In Fukushima, wo das vor rund drei Jahren bei einer Tsunami-Katastrophe zerstörte Atomkraftwerk Fukushima Daiichi liegt, türmte sich am Sonntag bis zu 44 Zentimeter dicker Schnee. In der Stadt Senai im Nordosten des Landes war die Schneedecke 35 Zentimeter hoch. Dort hatte es zuletzt vor 78 Jahren so viel geschneit.

Hunderte Flüge gestrichen

Nach wie vor kommt es zu starken Verkehrsbehinderungen im Osten und Nordosten des Landes. Am Samstag wurden landesweit mehr als 740 Flüge gestrichen, am Sonntag wurden fast 400 Inlandsflüge abgesagt.

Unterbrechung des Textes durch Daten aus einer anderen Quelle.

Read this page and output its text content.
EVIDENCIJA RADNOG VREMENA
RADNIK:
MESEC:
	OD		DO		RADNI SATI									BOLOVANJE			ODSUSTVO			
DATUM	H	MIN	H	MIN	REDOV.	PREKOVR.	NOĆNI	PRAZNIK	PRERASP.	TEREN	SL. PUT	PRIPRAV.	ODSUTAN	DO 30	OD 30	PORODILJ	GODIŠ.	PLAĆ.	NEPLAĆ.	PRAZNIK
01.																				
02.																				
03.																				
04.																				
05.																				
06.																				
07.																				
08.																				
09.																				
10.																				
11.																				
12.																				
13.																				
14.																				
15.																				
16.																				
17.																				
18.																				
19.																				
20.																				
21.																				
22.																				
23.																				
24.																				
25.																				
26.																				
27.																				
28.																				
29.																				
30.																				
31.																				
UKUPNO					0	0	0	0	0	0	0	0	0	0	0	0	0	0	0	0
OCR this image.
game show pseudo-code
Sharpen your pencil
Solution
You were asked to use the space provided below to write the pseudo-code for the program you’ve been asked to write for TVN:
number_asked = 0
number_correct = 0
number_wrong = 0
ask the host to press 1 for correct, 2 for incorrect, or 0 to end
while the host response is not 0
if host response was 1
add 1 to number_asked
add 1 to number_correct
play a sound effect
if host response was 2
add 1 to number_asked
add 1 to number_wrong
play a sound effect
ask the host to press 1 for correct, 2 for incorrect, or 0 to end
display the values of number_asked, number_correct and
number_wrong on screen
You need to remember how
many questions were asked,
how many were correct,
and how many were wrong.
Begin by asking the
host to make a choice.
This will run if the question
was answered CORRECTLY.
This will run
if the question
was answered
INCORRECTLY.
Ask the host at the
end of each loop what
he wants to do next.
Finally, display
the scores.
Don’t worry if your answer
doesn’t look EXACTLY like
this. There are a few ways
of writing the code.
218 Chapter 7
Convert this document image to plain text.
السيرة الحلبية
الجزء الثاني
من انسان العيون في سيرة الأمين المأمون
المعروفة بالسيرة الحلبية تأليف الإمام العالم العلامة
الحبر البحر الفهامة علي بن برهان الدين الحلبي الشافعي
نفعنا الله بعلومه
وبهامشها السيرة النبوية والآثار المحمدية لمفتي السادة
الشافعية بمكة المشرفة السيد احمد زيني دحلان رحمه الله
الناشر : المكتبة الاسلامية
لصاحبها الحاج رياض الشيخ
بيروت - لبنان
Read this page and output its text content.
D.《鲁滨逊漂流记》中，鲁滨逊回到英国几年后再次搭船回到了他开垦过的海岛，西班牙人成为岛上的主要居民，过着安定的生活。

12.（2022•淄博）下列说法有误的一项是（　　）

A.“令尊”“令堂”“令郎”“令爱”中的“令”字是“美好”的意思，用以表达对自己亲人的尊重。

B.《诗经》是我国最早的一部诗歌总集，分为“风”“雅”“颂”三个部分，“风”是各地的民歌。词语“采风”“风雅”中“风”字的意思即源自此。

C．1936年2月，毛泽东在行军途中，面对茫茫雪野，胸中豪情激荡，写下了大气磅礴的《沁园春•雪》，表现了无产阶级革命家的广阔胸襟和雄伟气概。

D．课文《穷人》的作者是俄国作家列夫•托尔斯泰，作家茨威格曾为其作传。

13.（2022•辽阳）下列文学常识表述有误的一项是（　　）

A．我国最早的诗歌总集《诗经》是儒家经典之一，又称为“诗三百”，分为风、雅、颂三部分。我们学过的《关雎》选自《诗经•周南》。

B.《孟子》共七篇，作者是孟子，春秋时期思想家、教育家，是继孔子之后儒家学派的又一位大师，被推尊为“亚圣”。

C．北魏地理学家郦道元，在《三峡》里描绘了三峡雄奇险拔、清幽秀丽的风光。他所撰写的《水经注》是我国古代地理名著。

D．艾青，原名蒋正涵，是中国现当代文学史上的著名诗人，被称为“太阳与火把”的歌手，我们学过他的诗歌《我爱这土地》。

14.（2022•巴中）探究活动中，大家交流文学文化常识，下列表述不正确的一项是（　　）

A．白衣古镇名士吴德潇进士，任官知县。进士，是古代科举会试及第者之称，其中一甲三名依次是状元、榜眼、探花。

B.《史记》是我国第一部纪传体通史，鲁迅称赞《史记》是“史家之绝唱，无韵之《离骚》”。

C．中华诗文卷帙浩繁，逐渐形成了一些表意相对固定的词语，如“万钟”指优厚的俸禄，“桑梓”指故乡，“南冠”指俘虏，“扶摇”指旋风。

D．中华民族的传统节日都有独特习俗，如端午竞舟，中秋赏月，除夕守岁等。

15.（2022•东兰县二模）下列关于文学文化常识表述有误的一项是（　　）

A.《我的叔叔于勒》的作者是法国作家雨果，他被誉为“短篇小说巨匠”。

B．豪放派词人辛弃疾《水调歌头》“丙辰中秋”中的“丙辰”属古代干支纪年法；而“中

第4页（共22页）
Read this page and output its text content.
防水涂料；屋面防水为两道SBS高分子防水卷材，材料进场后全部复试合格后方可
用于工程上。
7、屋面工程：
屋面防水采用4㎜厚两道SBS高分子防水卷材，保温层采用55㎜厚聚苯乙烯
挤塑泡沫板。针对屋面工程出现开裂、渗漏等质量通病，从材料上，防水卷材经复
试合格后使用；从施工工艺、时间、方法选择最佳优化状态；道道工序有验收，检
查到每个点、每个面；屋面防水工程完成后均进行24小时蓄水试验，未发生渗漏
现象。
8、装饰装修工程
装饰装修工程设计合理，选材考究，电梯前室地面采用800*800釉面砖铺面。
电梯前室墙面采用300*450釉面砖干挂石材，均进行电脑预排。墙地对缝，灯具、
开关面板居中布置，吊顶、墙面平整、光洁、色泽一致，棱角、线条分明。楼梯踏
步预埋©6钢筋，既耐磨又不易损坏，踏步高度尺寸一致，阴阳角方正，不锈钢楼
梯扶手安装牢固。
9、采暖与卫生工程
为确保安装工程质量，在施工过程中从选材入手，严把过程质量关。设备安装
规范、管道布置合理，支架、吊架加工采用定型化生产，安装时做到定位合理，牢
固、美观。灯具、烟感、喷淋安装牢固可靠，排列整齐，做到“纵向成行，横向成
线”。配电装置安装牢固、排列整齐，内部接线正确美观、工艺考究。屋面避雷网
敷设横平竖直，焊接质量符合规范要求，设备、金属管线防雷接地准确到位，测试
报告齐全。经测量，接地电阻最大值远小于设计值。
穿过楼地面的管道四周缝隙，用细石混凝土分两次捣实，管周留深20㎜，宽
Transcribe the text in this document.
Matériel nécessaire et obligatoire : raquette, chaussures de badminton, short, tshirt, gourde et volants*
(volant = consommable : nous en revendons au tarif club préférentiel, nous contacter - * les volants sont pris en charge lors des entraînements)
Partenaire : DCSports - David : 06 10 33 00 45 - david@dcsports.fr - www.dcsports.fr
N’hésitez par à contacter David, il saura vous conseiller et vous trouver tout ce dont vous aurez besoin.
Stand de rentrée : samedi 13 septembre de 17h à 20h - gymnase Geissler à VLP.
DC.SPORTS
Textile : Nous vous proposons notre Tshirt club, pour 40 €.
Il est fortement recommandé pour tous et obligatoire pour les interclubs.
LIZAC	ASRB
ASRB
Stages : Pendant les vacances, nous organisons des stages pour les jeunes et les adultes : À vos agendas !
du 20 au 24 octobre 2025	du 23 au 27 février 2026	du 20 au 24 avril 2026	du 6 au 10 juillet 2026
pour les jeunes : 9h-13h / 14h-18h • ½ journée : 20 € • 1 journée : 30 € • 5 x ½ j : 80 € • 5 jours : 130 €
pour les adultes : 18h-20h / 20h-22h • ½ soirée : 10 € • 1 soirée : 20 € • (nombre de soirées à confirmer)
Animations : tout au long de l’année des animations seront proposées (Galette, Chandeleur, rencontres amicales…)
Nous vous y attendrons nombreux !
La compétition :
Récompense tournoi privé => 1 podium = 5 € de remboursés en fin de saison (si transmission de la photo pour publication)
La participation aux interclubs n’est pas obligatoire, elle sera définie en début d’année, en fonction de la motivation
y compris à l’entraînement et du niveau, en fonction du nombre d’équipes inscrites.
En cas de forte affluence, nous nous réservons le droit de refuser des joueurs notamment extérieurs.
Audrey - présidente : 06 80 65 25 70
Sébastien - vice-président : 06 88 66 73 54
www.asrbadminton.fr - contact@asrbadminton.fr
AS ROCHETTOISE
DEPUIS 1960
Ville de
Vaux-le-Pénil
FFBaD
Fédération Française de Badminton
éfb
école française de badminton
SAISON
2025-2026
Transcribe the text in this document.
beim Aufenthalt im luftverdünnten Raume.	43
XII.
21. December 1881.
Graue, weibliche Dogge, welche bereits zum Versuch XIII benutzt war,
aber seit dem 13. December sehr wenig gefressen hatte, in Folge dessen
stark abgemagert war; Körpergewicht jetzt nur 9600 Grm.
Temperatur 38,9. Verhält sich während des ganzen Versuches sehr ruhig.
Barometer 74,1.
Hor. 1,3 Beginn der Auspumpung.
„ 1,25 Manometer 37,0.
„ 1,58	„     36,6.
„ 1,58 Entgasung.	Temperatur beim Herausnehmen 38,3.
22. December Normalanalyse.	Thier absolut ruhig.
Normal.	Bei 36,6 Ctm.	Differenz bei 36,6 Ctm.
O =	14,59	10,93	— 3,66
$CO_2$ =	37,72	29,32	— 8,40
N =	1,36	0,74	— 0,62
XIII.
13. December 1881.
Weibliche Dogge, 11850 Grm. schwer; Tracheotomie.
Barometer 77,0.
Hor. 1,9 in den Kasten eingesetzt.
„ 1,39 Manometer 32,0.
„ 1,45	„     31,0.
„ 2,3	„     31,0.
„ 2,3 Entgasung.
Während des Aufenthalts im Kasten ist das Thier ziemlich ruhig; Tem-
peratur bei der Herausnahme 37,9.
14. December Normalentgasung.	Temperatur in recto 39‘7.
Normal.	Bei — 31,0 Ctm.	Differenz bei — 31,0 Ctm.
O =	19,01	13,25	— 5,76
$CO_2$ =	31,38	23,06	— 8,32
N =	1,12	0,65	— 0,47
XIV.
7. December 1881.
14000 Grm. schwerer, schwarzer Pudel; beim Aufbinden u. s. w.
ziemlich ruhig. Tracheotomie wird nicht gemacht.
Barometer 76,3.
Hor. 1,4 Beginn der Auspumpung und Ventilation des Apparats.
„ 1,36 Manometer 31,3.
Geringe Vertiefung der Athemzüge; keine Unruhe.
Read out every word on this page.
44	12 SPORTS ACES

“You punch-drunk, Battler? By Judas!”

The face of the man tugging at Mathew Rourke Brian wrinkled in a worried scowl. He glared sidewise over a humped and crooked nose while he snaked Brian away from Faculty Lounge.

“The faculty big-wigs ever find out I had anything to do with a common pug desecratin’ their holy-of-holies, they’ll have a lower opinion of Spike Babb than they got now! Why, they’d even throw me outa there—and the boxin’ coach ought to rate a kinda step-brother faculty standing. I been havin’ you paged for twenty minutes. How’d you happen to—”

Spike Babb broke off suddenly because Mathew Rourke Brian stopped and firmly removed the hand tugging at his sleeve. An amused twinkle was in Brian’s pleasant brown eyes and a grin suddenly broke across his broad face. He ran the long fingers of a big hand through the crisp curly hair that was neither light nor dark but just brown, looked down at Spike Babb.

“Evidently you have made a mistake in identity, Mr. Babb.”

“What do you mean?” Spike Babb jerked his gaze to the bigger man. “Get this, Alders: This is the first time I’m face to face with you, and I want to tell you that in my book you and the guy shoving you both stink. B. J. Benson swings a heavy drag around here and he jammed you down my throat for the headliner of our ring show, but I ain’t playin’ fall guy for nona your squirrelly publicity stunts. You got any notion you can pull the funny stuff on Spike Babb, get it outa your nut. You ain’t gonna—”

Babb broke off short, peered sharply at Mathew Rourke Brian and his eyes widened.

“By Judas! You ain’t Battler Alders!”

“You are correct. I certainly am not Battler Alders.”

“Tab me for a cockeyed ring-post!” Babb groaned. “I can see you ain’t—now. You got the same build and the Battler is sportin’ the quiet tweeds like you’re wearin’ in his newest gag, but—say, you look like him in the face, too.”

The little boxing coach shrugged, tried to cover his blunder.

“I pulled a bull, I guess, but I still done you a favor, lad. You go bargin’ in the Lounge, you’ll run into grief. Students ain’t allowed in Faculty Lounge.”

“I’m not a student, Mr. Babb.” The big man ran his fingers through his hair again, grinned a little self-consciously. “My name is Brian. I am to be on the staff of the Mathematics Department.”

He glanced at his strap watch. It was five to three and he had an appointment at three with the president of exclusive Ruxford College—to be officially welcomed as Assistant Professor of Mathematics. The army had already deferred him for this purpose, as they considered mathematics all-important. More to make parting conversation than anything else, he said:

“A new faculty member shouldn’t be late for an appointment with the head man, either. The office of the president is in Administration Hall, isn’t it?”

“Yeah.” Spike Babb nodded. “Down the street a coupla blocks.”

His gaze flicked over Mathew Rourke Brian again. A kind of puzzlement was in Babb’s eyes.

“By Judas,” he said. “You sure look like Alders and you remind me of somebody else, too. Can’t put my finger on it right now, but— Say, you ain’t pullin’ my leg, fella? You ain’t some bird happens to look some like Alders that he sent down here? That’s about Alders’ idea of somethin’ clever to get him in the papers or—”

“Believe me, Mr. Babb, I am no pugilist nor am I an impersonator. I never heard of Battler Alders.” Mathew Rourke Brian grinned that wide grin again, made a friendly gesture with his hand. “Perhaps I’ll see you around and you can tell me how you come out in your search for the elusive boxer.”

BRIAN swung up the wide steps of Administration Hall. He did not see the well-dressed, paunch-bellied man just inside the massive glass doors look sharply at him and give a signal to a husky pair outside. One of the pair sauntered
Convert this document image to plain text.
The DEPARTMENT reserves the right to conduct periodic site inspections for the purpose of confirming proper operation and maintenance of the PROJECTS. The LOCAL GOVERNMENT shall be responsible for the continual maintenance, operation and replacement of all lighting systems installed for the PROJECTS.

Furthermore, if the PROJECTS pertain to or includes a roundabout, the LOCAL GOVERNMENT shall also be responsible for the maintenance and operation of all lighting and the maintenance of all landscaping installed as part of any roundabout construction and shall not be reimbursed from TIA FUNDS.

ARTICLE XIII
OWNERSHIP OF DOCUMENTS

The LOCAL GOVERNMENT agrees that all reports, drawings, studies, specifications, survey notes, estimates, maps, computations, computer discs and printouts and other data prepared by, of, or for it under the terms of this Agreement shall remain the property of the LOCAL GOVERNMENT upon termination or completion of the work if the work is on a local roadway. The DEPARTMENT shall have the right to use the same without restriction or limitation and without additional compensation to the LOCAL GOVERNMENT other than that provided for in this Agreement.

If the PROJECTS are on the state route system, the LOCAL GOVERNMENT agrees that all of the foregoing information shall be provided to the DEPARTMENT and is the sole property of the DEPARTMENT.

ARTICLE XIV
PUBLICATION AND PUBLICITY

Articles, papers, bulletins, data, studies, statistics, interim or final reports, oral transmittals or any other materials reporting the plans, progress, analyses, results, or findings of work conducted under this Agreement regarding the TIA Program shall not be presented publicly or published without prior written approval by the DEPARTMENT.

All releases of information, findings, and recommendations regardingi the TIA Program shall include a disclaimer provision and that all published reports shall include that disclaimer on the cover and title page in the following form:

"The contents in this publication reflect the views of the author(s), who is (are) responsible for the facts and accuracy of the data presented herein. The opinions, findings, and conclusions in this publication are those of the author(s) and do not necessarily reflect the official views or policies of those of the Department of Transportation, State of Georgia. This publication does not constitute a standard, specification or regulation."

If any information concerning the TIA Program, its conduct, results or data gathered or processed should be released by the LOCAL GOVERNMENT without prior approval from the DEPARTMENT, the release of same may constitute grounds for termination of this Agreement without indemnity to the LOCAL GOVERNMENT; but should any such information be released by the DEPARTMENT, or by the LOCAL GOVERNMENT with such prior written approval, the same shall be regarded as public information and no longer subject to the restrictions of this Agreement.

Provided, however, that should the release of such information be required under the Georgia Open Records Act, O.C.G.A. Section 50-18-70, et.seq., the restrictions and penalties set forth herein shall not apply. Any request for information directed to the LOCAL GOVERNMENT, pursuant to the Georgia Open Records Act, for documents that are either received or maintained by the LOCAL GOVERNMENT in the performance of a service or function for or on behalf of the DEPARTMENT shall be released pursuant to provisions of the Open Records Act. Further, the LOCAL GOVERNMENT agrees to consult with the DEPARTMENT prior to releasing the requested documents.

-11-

Die Flughäfen in Hiroshima und Kagawa waren wegen Schnees zwischenzeitlich geschlossen, auch der Bahnverkehr musste teilweise eingestellt werden. Laut NHK saßen am Sonntag fast 5000 Passagiere am Tokioter Flughafen Narita fest, weil keine Bahnen in die Stadt fuhren.

Mehr als 20.000 Haushalte waren am Sonntagmorgen von der Stromversorgung abgeschnitten. Grund für die Ausfälle in der Hauptstadtregion waren nach Angaben des Stromversorgers Tokyo Electric Power wetterbedingte Schäden.

Unterdessen zogen die Schneestürme weiter nach Nordosten. Für Sonntag sagte der Wetterdienst weitere Schneefälle im Norden Japans voraus.